The series asks an even more interesting question than that, too, and this is the one that I was referring to at the beginning of this. All of SHADO, counting their direct civilian supervisor at the UN, amounts to fewer than a thousand people, probably no more than a couple of hundred. They're the only ones who know that Earth is under attack. As part of their ongoing cover story, SHADO has manipulated public opinion to convince the public that the very idea of an inter-stellar invasion force is pathologically silly. So none of those couple of hundred people can tell anybody else where they work for a living, what they do for a living, or why what they're doing matters ... not even when some of them end up dead. Not their friends, not their neighbors, not their own families. OK, we've seen this before. But what Gerry and Sylvia Anderson did better than anybody else, I think, it show you what working at a place like that for 10 years does to you, what kind of weird insular and incestuous culture develops under those conditions, what a hothouse it turns into when the only people you can really talk to are a couple of hundred co-workers. A couple of hundred co-workers who are constantly computer monitored by a spooky and unpopular top-notch Soviet bloc psychiatrist with his computerized psych exams, looking for any sign that you're going to lose it and/or that you'll become a security risk. A place where they can not possibly simply fire you, and where nobody has yet had the guts to find out what Commander Straker would do if you tried to quit. Three or four of the best episodes have no actual alien attacks in them; the whole drama of those three episodes relates to the rather more intense human drama of working at a place like SHADO.

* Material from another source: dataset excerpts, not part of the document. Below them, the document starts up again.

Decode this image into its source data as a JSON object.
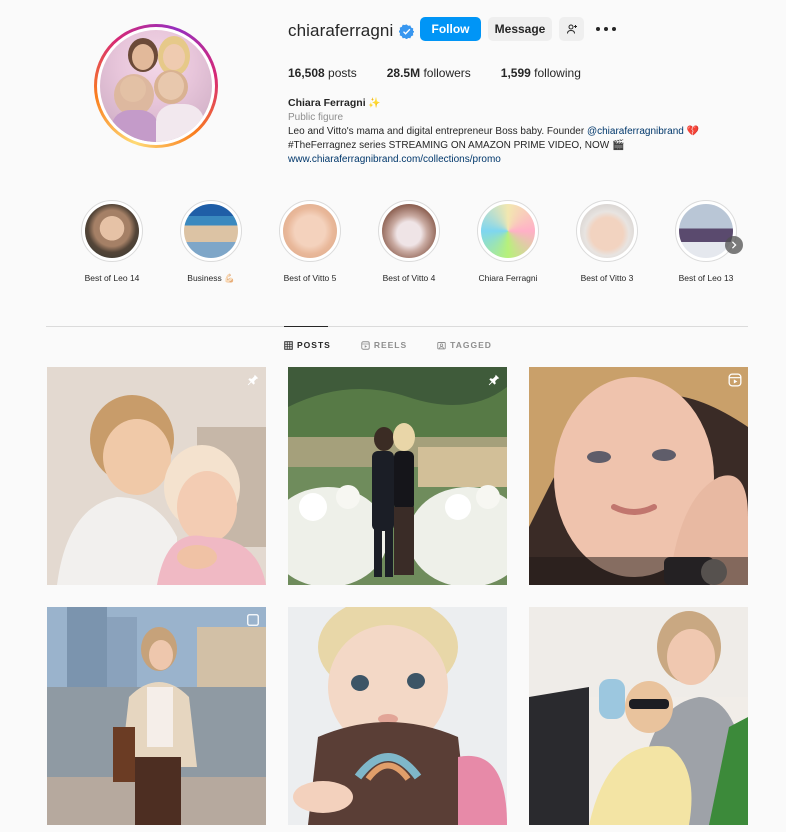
{
  "profile": {
    "username": "chiaraferragni",
    "verified": true,
    "follow_label": "Follow",
    "message_label": "Message",
    "stats": {
      "posts_count": "16,508",
      "posts_label": "posts",
      "followers_count": "28.5M",
      "followers_label": "followers",
      "following_count": "1,599",
      "following_label": "following"
    },
    "bio": {
      "name": "Chiara Ferragni",
      "name_emoji": "✨",
      "category": "Public figure",
      "line1_prefix": "Leo and Vitto's mama and digital entrepreneur Boss baby. Founder ",
      "line1_mention": "@chiaraferragnibrand",
      "line1_emoji": "💔",
      "line2": "#TheFerragnez series STREAMING ON AMAZON PRIME VIDEO, NOW 🎬",
      "link": "www.chiaraferragnibrand.com/collections/promo"
    }
  },
  "highlights": [
    {
      "label": "Best of Leo 14"
    },
    {
      "label": "Business 💪🏻"
    },
    {
      "label": "Best of Vitto 5"
    },
    {
      "label": "Best of Vitto 4"
    },
    {
      "label": "Chiara Ferragni"
    },
    {
      "label": "Best of Vitto 3"
    },
    {
      "label": "Best of Leo 13"
    }
  ],
  "tabs": {
    "posts": "POSTS",
    "reels": "REELS",
    "tagged": "TAGGED"
  },
  "icons": {
    "verified": "verified-badge-icon",
    "add_user": "add-user-icon",
    "more": "more-options-icon",
    "pin": "pin-icon",
    "reel": "reel-icon",
    "grid": "grid-icon",
    "tagged": "tagged-icon",
    "next": "chevron-right-icon"
  },
  "colors": {
    "accent": "#0095f6",
    "link": "#00376b",
    "muted": "#8e8e8e",
    "background": "#fafafa"
  }
}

Which is, of course, part of what doomed the show, since what ITV was clearly looking for, when they gave Gerry Anderson the money for his first ever live-action TV show, was "Thunderbirds versus the Flying Saucers." There turns out to be another historical quirk that worked against them: Kirk Kerkorian, the notorious first of the corporate raiders to specialize in taking over profitable companies and looting them of all assets not nailed down for himself and his friends before leaving those companies bankrupt and walking away from their debts, aquired the film studio where UFO was being shot and shut it down in mid season. By the time they got back up to speed at a new studio, they'd lost a third of their actors, including the number two guy and the number one woman on the series. The episodes that come after that break look just as good, and some of them are even a little better written, and they wrap up some of the questions asked early in the series. But sadly, the loss of some of their best actors did the series no favors.

If you've never seen this one, track it down. No, 1980 didn't turn out exactly the way the Andersons thought it would. They did better than most, showing a world where most of the upper middle class and above have car phones, a world where the Cold War is still going on but has reached a level of detente where nobody worries about it much any more, a world where a lot of professional people think the problems of race and gender discrimination have been solved but are then surprised that even some of the most successful black and female officers and business people don't agree. You can let yourself get distracted by the fact that actual 1980 fashion wasn't nearly as glamorous as Sylvia Anderson's designs, by the fact that the tech looks wrong, and by the chronic problem of so much SF TV of just not even caring about the physics of interstellar war and outer space dogfighting. (Particularly in British SF TV, outer space is a remarkably tiny place.) If you look past that, if you simply accept that a world that didn't give up on space travel in the early 1970s might have actually looked more glamorous than the world we got, and look at the series the way I do at this remove, as an alternate history piece? I'd stack it up against any SF ever filmed. Ever. I wish more people knew it well.